G7.1.4 Firearms and Moving Vehicles
Chapter: Chapter 07: Use of Force
Sub-Chapter: 7.1 - Use of Force
Effective Date: 09/23/2016
Revised Date: 06/18/2024
Rescinds: G7.1.4 – 6/21/2022
Purpose
To provide the Indiana University Police Department (IUPD) with guidance surrounding firing a firearm at or from a moving vehicle.
General Order
IUPD officers are prohibited from discharging a firearm at or from a moving vehicle unless deadly force is considered necessary and objectively reasonable given the totality of the circumstances.
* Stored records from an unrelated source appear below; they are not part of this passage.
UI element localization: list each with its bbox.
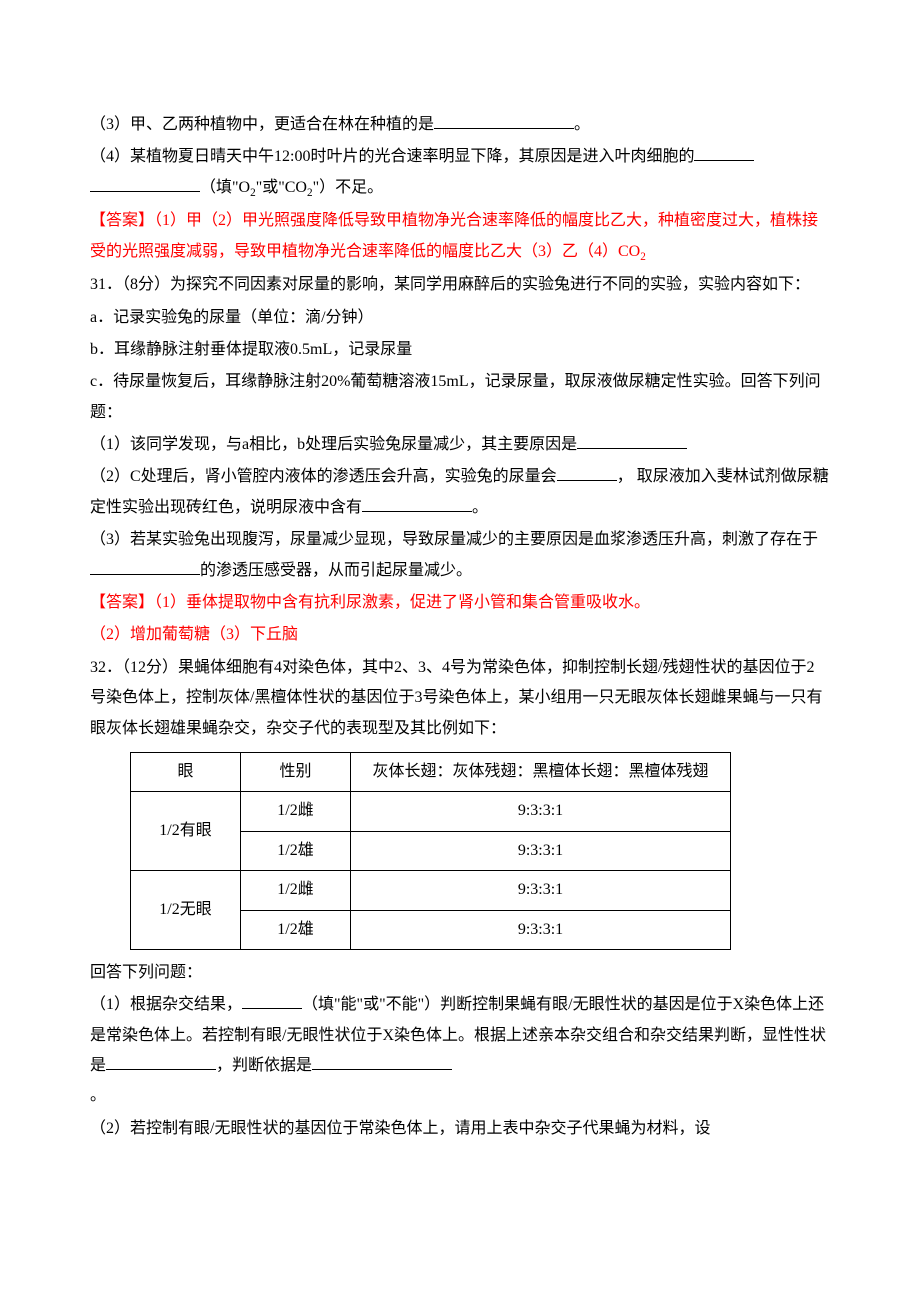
q32-after: 回答下列问题： xyxy=(90,958,830,988)
q31-sub3-b: 的渗透压感受器，从而引起尿量减少。 xyxy=(200,562,472,579)
q30-sub3-text: （3）甲、乙两种植物中，更适合在林在种植的是 xyxy=(90,116,434,133)
cell-eye: 1/2有眼 xyxy=(131,792,241,871)
q32-sub1-c: ，判断依据是 xyxy=(216,1057,312,1074)
blank xyxy=(557,465,617,481)
blank xyxy=(106,1054,216,1070)
q30-sub4-b: （填"O xyxy=(200,179,250,196)
th-sex: 性别 xyxy=(241,752,351,791)
blank xyxy=(694,145,754,161)
cell-sex: 1/2雌 xyxy=(241,792,351,831)
q30-sub3-tail: 。 xyxy=(574,116,590,133)
q30-ans-text: （1）甲（2）甲光照强度降低导致甲植物净光合速率降低的幅度比乙大，种植密度过大，… xyxy=(90,212,818,259)
blank xyxy=(242,993,302,1009)
q31-ans1: （1）垂体提取物中含有抗利尿激素，促进了肾小管和集合管重吸收水。 xyxy=(154,594,650,611)
blank xyxy=(312,1054,452,1070)
q32-stem: 32．（12分）果蝇体细胞有4对染色体，其中2、3、4号为常染色体，抑制控制长翅… xyxy=(90,653,830,744)
q31-answer-2: （2）增加葡萄糖（3）下丘脑 xyxy=(90,620,830,650)
q32-sub1-d: 。 xyxy=(90,1087,106,1104)
q31-a: a．记录实验兔的尿量（单位：滴/分钟） xyxy=(90,303,830,333)
cell-ratio: 9:3:3:1 xyxy=(351,831,731,870)
q30-sub4-d: "）不足。 xyxy=(313,179,384,196)
q32-table: 眼 性别 灰体长翅：灰体残翅：黑檀体长翅：黑檀体残翅 1/2有眼 1/2雌 9:… xyxy=(130,752,731,950)
table-row: 1/2有眼 1/2雌 9:3:3:1 xyxy=(131,792,731,831)
q31-sub3-a: （3）若某实验兔出现腹泻，尿量减少显现，导致尿量减少的主要原因是血浆渗透压升高，… xyxy=(90,531,818,548)
sub-co2-ans: 2 xyxy=(640,251,646,263)
answer-label: 【答案】 xyxy=(90,212,154,229)
q31-stem: 31．（8分）为探究不同因素对尿量的影响，某同学用麻醉后的实验兔进行不同的实验，… xyxy=(90,270,830,300)
q30-sub4-c: "或"CO xyxy=(256,179,307,196)
q32-sub1-a: （1）根据杂交结果， xyxy=(90,996,242,1013)
q30-sub4-a: （4）某植物夏日晴天中午12:00时叶片的光合速率明显下降，其原因是进入叶肉细胞… xyxy=(90,148,694,165)
answer-label: 【答案】 xyxy=(90,594,154,611)
blank xyxy=(434,113,574,129)
table-row: 1/2无眼 1/2雌 9:3:3:1 xyxy=(131,871,731,910)
blank xyxy=(90,559,200,575)
cell-ratio: 9:3:3:1 xyxy=(351,792,731,831)
blank xyxy=(90,176,200,192)
q31-sub2: （2）C处理后，肾小管腔内液体的渗透压会升高，实验兔的尿量会， 取尿液加入斐林试… xyxy=(90,462,830,523)
blank xyxy=(362,496,472,512)
q31-sub2-c: 。 xyxy=(472,499,488,516)
cell-ratio: 9:3:3:1 xyxy=(351,910,731,949)
cell-sex: 1/2雌 xyxy=(241,871,351,910)
blank xyxy=(577,433,687,449)
q30-sub3: （3）甲、乙两种植物中，更适合在林在种植的是 。 xyxy=(90,110,830,140)
cell-ratio: 9:3:3:1 xyxy=(351,871,731,910)
q31-c: c．待尿量恢复后，耳缘静脉注射20%葡萄糖溶液15mL，记录尿量，取尿液做尿糖定… xyxy=(90,367,830,428)
q32-sub2: （2）若控制有眼/无眼性状的基因位于常染色体上，请用上表中杂交子代果蝇为材料，设 xyxy=(90,1114,830,1144)
q31-sub2-a: （2）C处理后，肾小管腔内液体的渗透压会升高，实验兔的尿量会 xyxy=(90,468,557,485)
q30-sub4: （4）某植物夏日晴天中午12:00时叶片的光合速率明显下降，其原因是进入叶肉细胞… xyxy=(90,142,830,204)
q31-sub1: （1）该同学发现，与a相比，b处理后实验兔尿量减少，其主要原因是 xyxy=(90,430,830,460)
cell-sex: 1/2雄 xyxy=(241,910,351,949)
q32-sub1: （1）根据杂交结果，（填"能"或"不能"）判断控制果蝇有眼/无眼性状的基因是位于… xyxy=(90,990,830,1112)
q31-b: b．耳缘静脉注射垂体提取液0.5mL，记录尿量 xyxy=(90,335,830,365)
q31-sub1-text: （1）该同学发现，与a相比，b处理后实验兔尿量减少，其主要原因是 xyxy=(90,436,577,453)
table-header-row: 眼 性别 灰体长翅：灰体残翅：黑檀体长翅：黑檀体残翅 xyxy=(131,752,731,791)
cell-sex: 1/2雄 xyxy=(241,831,351,870)
q31-sub3: （3）若某实验兔出现腹泻，尿量减少显现，导致尿量减少的主要原因是血浆渗透压升高，… xyxy=(90,525,830,586)
q30-answer: 【答案】（1）甲（2）甲光照强度降低导致甲植物净光合速率降低的幅度比乙大，种植密… xyxy=(90,206,830,268)
th-ratio: 灰体长翅：灰体残翅：黑檀体长翅：黑檀体残翅 xyxy=(351,752,731,791)
th-eye: 眼 xyxy=(131,752,241,791)
cell-eye: 1/2无眼 xyxy=(131,871,241,950)
q31-answer-1: 【答案】（1）垂体提取物中含有抗利尿激素，促进了肾小管和集合管重吸收水。 xyxy=(90,588,830,618)
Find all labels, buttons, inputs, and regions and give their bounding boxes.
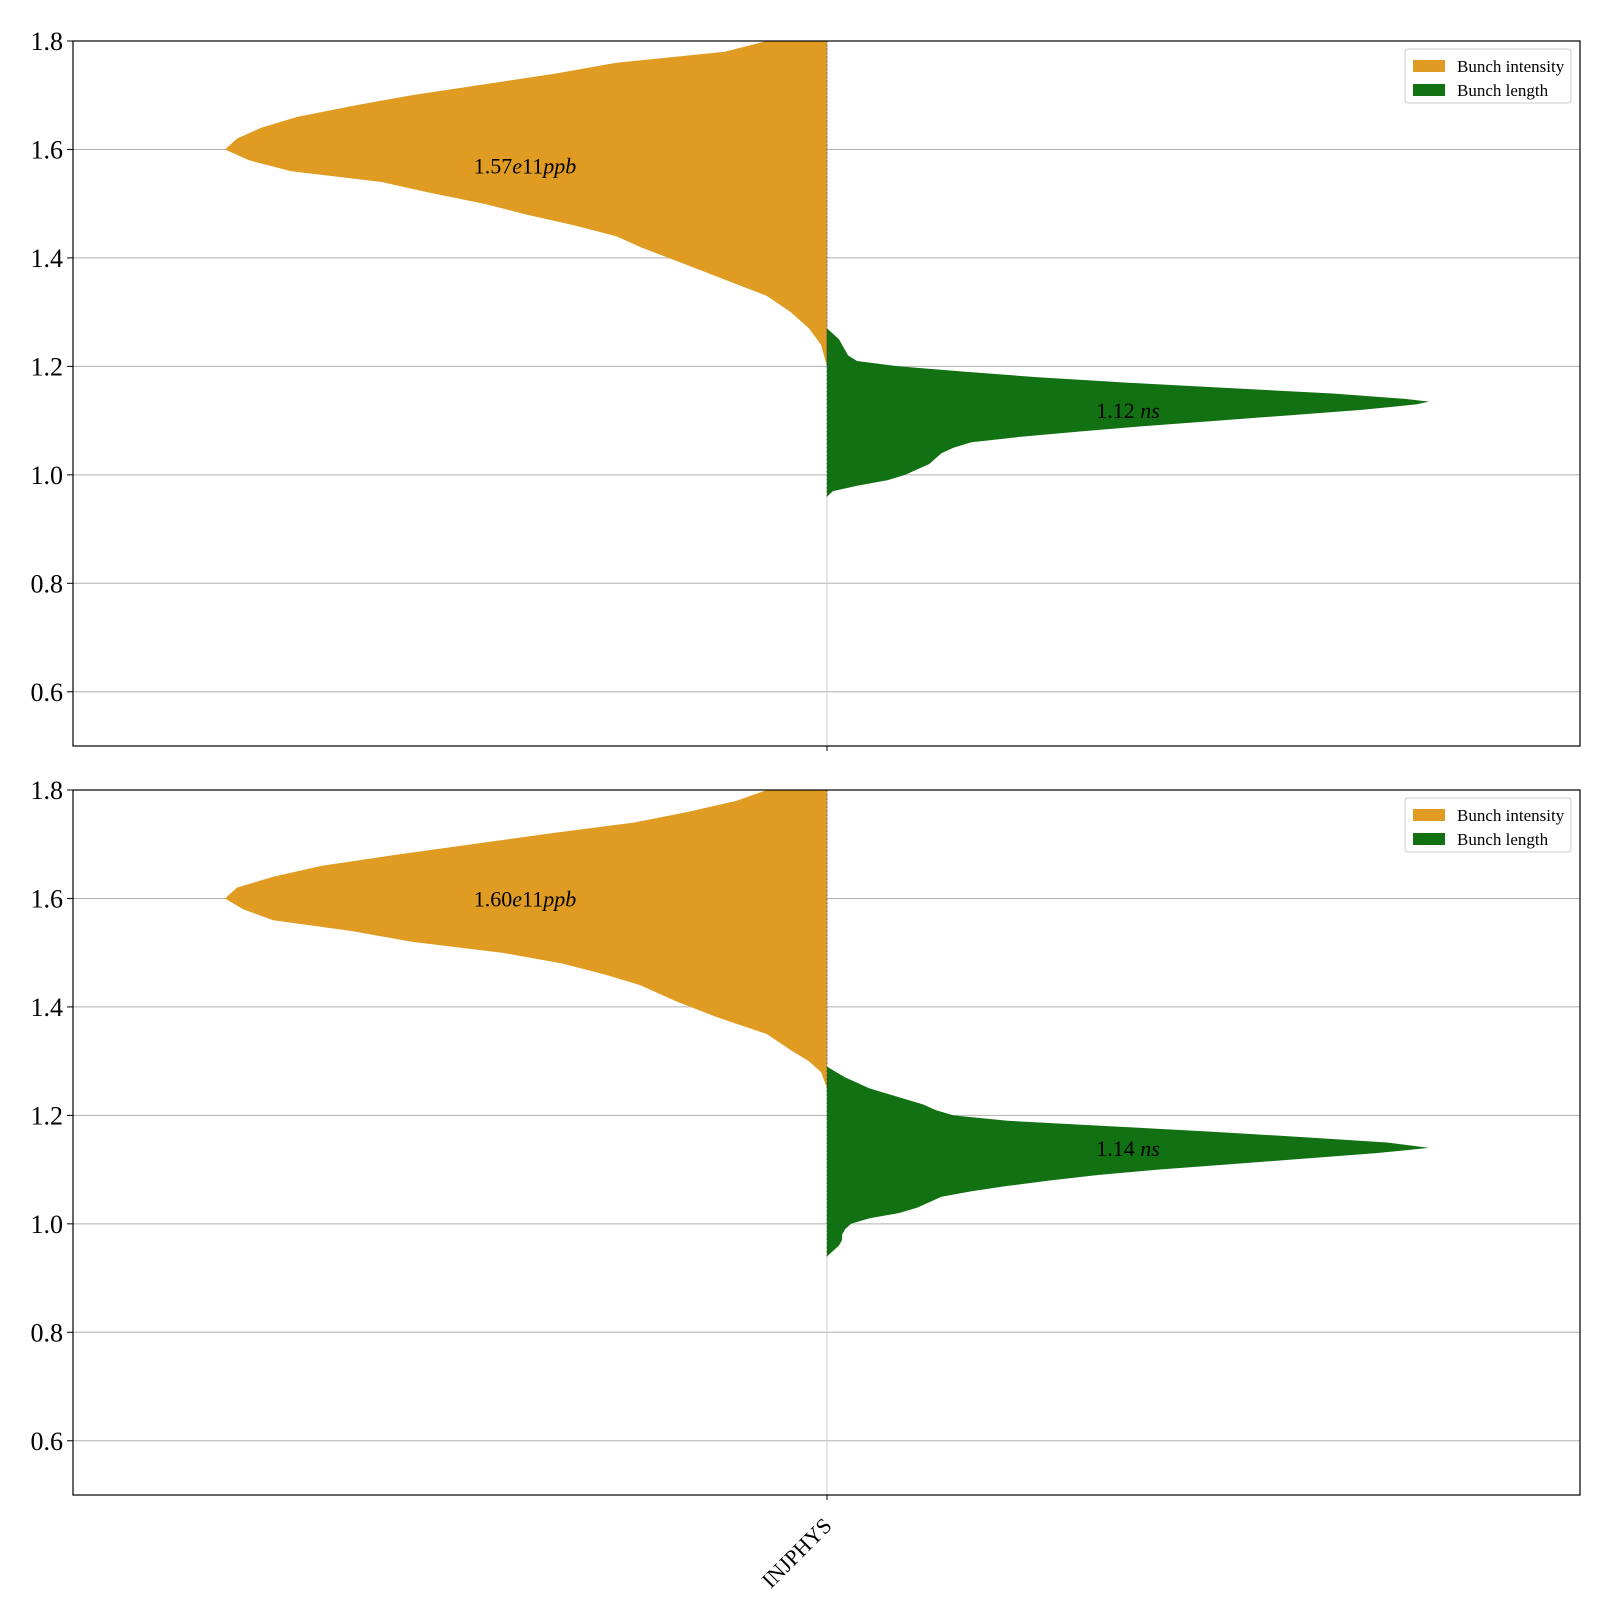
annotation-unit: ppb bbox=[541, 154, 576, 179]
annotation-unit: ppb bbox=[541, 886, 576, 911]
annotation-value: 1.60 bbox=[474, 886, 513, 911]
annotation-exponent-number: 11 bbox=[522, 154, 543, 179]
annotation-bunch-length: 1.14 ns bbox=[1096, 1136, 1160, 1161]
y-tick-label: 0.6 bbox=[31, 678, 64, 707]
annotation-exponent: e bbox=[512, 886, 522, 911]
violin-bunch-length bbox=[827, 328, 1429, 497]
plot-area bbox=[225, 41, 1429, 497]
annotation-unit: ns bbox=[1140, 1136, 1160, 1161]
annotation-value: 1.14 bbox=[1096, 1136, 1140, 1161]
annotation-value: 1.57 bbox=[474, 154, 513, 179]
legend-label: Bunch length bbox=[1457, 830, 1549, 849]
y-tick-label: 0.6 bbox=[31, 1427, 64, 1456]
y-tick-label: 1.2 bbox=[31, 1101, 64, 1130]
y-tick-label: 1.4 bbox=[31, 244, 64, 273]
y-tick-label: 0.8 bbox=[31, 1318, 64, 1347]
violin-bunch-length bbox=[827, 1066, 1429, 1257]
y-tick-label: 1.8 bbox=[31, 776, 64, 805]
legend-swatch bbox=[1413, 833, 1445, 845]
legend-label: Bunch intensity bbox=[1457, 806, 1565, 825]
annotation-bunch-intensity: 1.57e11ppb bbox=[474, 154, 576, 179]
y-tick-label: 1.8 bbox=[31, 27, 64, 56]
y-tick-label: 1.6 bbox=[31, 884, 64, 913]
annotation-bunch-intensity: 1.60e11ppb bbox=[474, 886, 576, 911]
violin-bunch-intensity bbox=[225, 790, 827, 1089]
y-tick-label: 1.0 bbox=[31, 1210, 64, 1239]
legend-swatch bbox=[1413, 809, 1445, 821]
annotation-unit: ns bbox=[1140, 398, 1160, 423]
y-tick-label: 1.6 bbox=[31, 135, 64, 164]
legend-label: Bunch length bbox=[1457, 81, 1549, 100]
annotation-value: 1.12 bbox=[1096, 398, 1140, 423]
annotation-exponent: e bbox=[512, 154, 522, 179]
annotation-exponent-number: 11 bbox=[522, 886, 543, 911]
y-tick-label: 0.8 bbox=[31, 569, 64, 598]
legend-box bbox=[1404, 797, 1572, 853]
y-tick-label: 1.4 bbox=[31, 993, 64, 1022]
x-category-label: INJPHYS bbox=[757, 1513, 837, 1593]
y-tick-label: 1.0 bbox=[31, 461, 64, 490]
legend-swatch bbox=[1413, 60, 1445, 72]
legend-label: Bunch intensity bbox=[1457, 57, 1565, 76]
legend-swatch bbox=[1413, 84, 1445, 96]
panel-1: 0.6 0.8 1.0 1.2 1.4 1.6 1.8 1.57e11ppb 1.12 ns Bu… bbox=[31, 27, 1581, 751]
violin-bunch-intensity bbox=[225, 41, 827, 367]
y-tick-label: 1.2 bbox=[31, 352, 64, 381]
annotation-bunch-length: 1.12 ns bbox=[1096, 398, 1160, 423]
plot-area bbox=[225, 790, 1429, 1257]
legend-box bbox=[1404, 48, 1572, 104]
panel-2: 0.6 0.8 1.0 1.2 1.4 1.6 1.8 1.60e11ppb 1.14 ns Bu… bbox=[31, 776, 1581, 1593]
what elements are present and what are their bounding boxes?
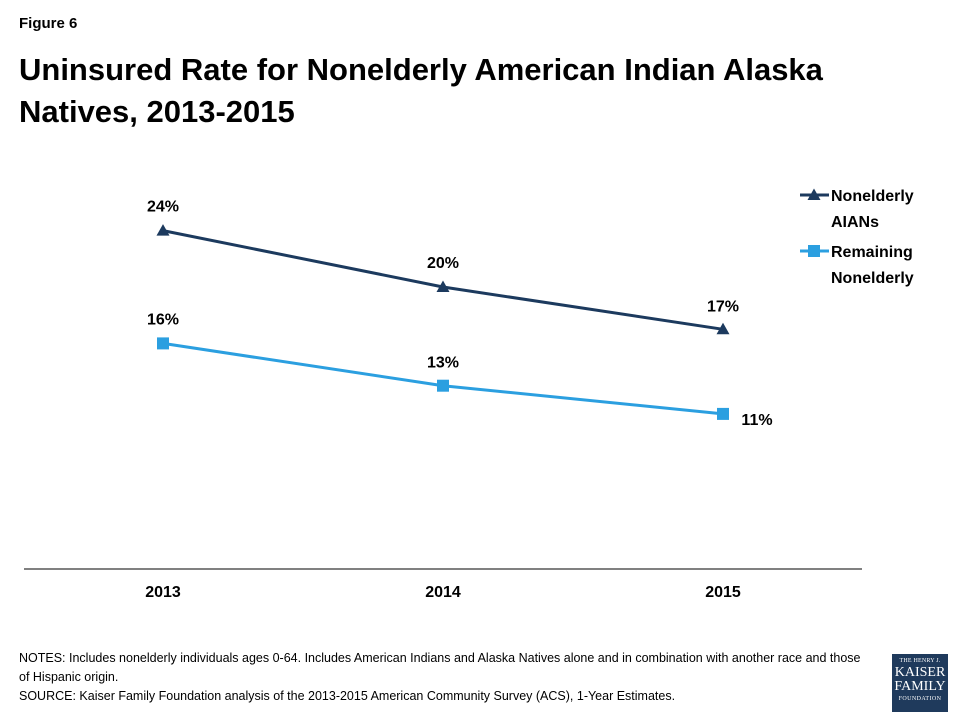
series-line-aian bbox=[162, 229, 724, 331]
data-label-remaining-2015: 11% bbox=[741, 412, 772, 429]
source-text: SOURCE: Kaiser Family Foundation analysi… bbox=[19, 689, 676, 703]
legend-marker-aian bbox=[807, 188, 821, 200]
x-tick-label-2015: 2015 bbox=[705, 584, 741, 601]
data-label-aian-2014: 20% bbox=[427, 255, 459, 272]
data-point-remaining-2013 bbox=[157, 337, 169, 350]
data-label-remaining-2014: 13% bbox=[427, 355, 459, 372]
data-label-aian-2013: 24% bbox=[147, 199, 179, 216]
chart-title: Uninsured Rate for Nonelderly American I… bbox=[19, 52, 823, 129]
data-point-aian-2015 bbox=[716, 322, 730, 335]
data-label-aian-2015: 17% bbox=[707, 298, 739, 315]
kff-logo: THE HENRY J. KAISER FAMILY FOUNDATION bbox=[892, 654, 948, 712]
figure-label: Figure 6 bbox=[19, 15, 78, 32]
legend-marker-remaining bbox=[808, 245, 820, 257]
legend-label-remaining-1: Nonelderly bbox=[831, 270, 914, 287]
data-label-remaining-2013: 16% bbox=[147, 311, 179, 328]
x-tick-label-2013: 2013 bbox=[145, 584, 181, 601]
legend-label-remaining-0: Remaining bbox=[831, 244, 913, 261]
data-point-remaining-2015 bbox=[717, 407, 729, 420]
data-point-aian-2014 bbox=[436, 280, 450, 292]
legend-label-aian-1: AIANs bbox=[831, 214, 879, 231]
x-tick-label-2014: 2014 bbox=[425, 584, 461, 601]
data-point-aian-2013 bbox=[156, 224, 170, 236]
line-chart: 2013 2014 2015 24% 20% 17% 16% 13% 11% Nonelderly… bbox=[24, 188, 914, 601]
notes-text: NOTES: Includes nonelderly individuals a… bbox=[19, 651, 861, 684]
data-point-remaining-2014 bbox=[437, 379, 449, 392]
legend-label-aian-0: Nonelderly bbox=[831, 188, 914, 205]
chart-notes: NOTES: Includes nonelderly individuals a… bbox=[19, 649, 869, 706]
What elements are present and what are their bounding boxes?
Firearms and Moving Vehicles
Discharging a firearm at or from a moving vehicle often presents an unacceptable risk to innocent bystanders and officers. Should the driver be wounded or killed by shots, the vehicle might continue under its own power or momentum, creating another hazard, including proceeding out of control and becoming a serious threat to anyone in the area.
Discharging a weapon accurately from a moving vehicle is extremely difficult and unlikely to successfully stop a threat.
Officers will not discharge a firearm at a moving vehicle except under the following circumstances:
- a person in the vehicle is imminently threatening the officer or another person with deadly force by means other than the vehicle (7.1.4 a); or
- the vehicle is operated in a manner deliberately intended to strike an officer or another person, and all other reasonable means of defense have been exhausted, including moving out of the path of the vehicle (7.1.4 b).
Officers will not place themselves in front of a moving vehicle to justify the use of deadly force. The officer’s first option should be to move safely out of the path of the moving vehicle. A moving vehicle alone will not presumptively constitute a threat that justifies an officer’s use of deadly force.
Officers must weigh the need to use deadly force in these situations against the potential harm to bystanders that may result from the use of force.